The survey included a question about prior authorization, with 36% of respondents saying it was “neither easy nor difficult” obtaining approval for scans, and 34% saying it was easy or very easy to obtain authorization (Figure 4).
Provider satisfaction with PSMA scan quality was high, with 91% of respondents saying they were satisfied or very satisfied with the quality of scan they were able to obtain (Figure 5).
“That’s good news,” Cookson said of the high satisfaction rate. “You hate to order something where you’re really dissatisfied, or it’s very ambiguous. So that gives some good data to support that maybe they’re getting what they’re actually looking for there.”
Nearly half (46%) of respondents gave “evaluation of biochemical recurrence” as the most common reason for ordering a PSMA scan; other indications included “staging for newly diagnosed high-risk disease” (32%) and “staging for newly diagnosed unfavorable intermediate-risk disease” (14%) (Figure 6).
More than 90% of clinicians said they do not order PSMA-PET scans for routine surveillance in patients on androgen deprivation therapy with stable PSAs (Figure 7).
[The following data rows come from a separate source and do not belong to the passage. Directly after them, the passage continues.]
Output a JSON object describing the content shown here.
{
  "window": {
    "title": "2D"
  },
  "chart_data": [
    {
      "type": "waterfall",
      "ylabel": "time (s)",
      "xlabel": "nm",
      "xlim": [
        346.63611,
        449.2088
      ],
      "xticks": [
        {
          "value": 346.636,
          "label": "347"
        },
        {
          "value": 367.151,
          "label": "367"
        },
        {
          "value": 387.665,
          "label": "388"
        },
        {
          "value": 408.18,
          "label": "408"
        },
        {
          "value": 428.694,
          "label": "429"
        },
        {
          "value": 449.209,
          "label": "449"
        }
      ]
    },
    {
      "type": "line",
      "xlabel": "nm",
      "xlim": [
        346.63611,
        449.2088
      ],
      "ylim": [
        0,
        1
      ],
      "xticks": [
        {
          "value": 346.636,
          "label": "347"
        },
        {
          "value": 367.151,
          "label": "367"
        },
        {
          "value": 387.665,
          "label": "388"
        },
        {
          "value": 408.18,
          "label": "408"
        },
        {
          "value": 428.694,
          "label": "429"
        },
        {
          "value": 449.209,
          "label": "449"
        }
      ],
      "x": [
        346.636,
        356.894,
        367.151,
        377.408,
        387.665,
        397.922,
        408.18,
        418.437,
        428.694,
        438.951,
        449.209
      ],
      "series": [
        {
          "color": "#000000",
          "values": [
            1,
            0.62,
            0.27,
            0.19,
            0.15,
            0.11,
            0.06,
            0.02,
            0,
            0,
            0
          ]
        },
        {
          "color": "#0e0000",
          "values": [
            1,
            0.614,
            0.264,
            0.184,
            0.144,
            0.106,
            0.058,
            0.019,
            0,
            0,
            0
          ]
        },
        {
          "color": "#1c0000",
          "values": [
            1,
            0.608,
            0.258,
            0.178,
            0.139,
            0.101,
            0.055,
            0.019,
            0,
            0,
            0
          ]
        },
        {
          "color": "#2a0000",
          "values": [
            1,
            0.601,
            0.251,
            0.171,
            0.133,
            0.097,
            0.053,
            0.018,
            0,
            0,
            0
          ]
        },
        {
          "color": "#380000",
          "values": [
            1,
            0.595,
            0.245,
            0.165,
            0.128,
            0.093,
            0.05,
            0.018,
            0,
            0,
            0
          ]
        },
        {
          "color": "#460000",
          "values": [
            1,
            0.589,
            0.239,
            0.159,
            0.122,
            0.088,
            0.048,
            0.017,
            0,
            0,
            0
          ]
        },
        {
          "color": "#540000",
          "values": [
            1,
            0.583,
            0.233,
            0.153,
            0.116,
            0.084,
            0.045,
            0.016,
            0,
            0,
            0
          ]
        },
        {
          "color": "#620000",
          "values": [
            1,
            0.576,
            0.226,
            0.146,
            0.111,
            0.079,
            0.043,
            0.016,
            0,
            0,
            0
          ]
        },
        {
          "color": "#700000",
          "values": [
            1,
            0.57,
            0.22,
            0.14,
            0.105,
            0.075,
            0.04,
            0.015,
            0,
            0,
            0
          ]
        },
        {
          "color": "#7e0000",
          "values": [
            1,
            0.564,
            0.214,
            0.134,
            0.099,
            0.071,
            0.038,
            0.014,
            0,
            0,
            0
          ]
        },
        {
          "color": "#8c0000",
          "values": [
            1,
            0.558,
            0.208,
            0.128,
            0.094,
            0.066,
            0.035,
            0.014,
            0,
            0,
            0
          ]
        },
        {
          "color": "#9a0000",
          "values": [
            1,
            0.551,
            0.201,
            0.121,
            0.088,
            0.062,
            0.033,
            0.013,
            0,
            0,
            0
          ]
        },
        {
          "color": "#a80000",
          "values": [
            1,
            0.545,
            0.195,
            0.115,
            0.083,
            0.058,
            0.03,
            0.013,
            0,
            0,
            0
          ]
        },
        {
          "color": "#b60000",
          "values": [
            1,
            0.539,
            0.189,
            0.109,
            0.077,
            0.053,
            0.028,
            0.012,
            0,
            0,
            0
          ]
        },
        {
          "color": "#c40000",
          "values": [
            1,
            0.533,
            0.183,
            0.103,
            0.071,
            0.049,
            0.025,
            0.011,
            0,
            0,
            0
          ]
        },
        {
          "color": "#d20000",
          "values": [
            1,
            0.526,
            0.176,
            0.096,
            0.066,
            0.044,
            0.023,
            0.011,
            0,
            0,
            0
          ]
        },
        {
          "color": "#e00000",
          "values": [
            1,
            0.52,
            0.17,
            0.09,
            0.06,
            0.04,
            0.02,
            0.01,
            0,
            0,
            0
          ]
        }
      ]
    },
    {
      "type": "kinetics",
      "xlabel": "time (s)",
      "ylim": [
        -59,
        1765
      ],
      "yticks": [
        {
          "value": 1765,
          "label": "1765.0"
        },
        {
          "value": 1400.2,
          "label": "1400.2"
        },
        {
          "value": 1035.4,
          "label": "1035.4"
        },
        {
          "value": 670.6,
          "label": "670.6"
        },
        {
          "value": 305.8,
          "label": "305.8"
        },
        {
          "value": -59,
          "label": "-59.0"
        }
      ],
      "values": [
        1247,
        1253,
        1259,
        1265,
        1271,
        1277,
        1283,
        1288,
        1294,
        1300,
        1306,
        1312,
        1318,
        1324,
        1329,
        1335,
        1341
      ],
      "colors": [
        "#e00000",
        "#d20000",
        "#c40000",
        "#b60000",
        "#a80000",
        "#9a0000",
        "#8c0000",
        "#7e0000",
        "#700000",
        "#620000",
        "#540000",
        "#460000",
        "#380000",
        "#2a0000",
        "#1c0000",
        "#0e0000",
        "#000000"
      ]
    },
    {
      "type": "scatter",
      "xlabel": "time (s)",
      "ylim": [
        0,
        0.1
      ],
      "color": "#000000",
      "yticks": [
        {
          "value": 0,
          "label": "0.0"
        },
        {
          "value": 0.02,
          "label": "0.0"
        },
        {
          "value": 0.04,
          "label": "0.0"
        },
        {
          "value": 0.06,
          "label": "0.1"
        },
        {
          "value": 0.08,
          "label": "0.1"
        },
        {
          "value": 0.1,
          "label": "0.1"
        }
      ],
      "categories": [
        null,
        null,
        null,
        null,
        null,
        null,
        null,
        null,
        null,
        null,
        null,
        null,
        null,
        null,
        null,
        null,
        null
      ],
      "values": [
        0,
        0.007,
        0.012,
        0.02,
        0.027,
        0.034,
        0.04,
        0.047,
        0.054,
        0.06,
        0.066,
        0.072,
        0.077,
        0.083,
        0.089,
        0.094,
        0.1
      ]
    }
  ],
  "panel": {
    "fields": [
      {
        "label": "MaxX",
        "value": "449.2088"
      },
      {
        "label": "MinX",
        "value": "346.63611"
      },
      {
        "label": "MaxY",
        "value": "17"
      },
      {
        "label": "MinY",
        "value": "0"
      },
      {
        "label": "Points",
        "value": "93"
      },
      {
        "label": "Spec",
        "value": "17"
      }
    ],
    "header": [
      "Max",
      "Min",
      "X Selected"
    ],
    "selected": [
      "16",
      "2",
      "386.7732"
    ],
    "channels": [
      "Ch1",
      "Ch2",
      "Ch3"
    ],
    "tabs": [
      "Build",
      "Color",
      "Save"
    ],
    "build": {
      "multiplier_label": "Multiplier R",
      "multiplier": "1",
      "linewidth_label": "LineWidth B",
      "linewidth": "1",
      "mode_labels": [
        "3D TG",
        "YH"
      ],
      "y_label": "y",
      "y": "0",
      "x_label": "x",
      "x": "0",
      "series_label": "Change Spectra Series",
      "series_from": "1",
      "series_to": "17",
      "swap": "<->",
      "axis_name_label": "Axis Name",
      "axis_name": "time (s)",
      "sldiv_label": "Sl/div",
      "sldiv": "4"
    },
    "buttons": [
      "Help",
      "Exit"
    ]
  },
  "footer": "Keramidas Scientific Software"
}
Cookson said it was “surprising” to him that only 8% of urologists ordered scans in that scenario.
“I don’t know if that’s reality or if that was the way the question was worded, because maybe they weren’t thinking about a patient with metastatic disease. So it’s not fully vetted out how we’ll use these PSMA scans to monitor for progression. We tend to think if the PSA goes up, then something’s happening and that’s when we get the test. But there are reports of patients who progress even with relatively stable PSAs, and so how we interpose periodic surveillance imaging—whether that’s annually or at some defined interval—into the monitoring for men with metastatic disease on treatment remains to be defined. But it looks fairly underutilized based on the responses from this survey,” Cookson said.
Hafron also commented on this finding, saying, “I think that as we improve education and as urologists further understand how to use this awesome technology, I think we’ll see that number improve, and, ultimately, urologists will see the value of this technology.”
This survey was developed by Urology Times Co–Editor in Chief Michael S. Cookson, MD, MMHC, FACS. It was created in Survey Monkey and fielded to the Urology Timesreadership via email and social media. The first question of the survey was designed to filter out responses from non–US-based practicing urologists. A total of 97 respondents completed the survey. Seventy-one percent of respondents had been in practice 21 years or longer. Fifty-four percent said they worked for an independent practice, and 74% said they were part of a practice of 3 or more physicians. Forty-four percent said they practiced in an urban, 40% in a suburban, and 16% in a rural/small town environment.